Traditional Neighborhood Development (TND) is making a comeback in suburban areas across the country. TND encourages a sense of community among neighbors by designing pedestrian-friendly streets, creating parks and other common gathering areas, and diversifying housing types within developments.
Conventional neighborhoods often include wide roads designed for the automobile. Homes are sectioned off according to their size and value. Parks are rare and inaccessible because of a lack of sidewalks. This design fosters little interaction among neighbors and practically mandates automobile use.

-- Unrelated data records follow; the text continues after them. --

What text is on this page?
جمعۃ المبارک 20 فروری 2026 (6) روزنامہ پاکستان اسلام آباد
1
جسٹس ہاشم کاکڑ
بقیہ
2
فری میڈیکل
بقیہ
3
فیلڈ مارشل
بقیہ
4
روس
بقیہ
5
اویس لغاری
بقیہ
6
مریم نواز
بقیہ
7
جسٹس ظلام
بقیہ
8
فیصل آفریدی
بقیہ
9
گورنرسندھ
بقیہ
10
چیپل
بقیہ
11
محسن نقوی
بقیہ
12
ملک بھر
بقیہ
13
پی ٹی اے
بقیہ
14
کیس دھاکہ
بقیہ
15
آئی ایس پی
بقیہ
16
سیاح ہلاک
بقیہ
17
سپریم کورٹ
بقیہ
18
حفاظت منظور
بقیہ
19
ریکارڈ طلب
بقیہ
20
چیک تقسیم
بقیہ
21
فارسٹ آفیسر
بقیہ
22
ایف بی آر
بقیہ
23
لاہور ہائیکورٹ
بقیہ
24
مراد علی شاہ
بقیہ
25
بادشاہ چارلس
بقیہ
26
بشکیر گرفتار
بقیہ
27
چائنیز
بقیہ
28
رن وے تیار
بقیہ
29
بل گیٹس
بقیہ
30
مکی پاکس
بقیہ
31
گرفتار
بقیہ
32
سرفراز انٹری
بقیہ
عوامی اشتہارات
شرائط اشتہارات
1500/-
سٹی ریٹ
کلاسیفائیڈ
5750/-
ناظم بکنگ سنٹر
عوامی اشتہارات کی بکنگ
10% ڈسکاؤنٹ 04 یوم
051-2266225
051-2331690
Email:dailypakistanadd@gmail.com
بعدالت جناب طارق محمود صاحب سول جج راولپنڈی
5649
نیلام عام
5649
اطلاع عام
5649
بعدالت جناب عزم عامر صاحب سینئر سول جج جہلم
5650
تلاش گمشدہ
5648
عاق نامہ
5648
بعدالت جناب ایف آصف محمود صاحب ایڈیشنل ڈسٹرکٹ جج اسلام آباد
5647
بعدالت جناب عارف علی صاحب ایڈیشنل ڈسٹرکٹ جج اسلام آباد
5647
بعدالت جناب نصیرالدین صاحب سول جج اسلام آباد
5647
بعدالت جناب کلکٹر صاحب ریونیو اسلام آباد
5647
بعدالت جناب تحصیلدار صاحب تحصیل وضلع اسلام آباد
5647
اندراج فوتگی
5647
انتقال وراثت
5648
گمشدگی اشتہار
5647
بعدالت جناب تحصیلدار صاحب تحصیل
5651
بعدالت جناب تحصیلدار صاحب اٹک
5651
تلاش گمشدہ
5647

In contrast, TND offers a street designed for the pedestrian -- with continuous sidewalks and narrower roads lined with a canopy of trees. These unique details are thought to decrease speeding and encourage families to utilize alternative transportation, such as walking or biking. In these traditional developments, public green spaces are conveniently located. Homes are integrated into the overall design and markets, restaurants and other amenities are often within walking distance. These steps all enhance the "community" feel of a neighborhood.
I noticed during my recent trip to Chicago that TND was the primary development method used within the city and surrounding regions. This was startling but impressive, and I was glad to note the number of people who utilized the sidewalks during daily activities. Shown at right is my father's childhood home in Oak Park. It is part of TND, as many historic neighborhoods can boast.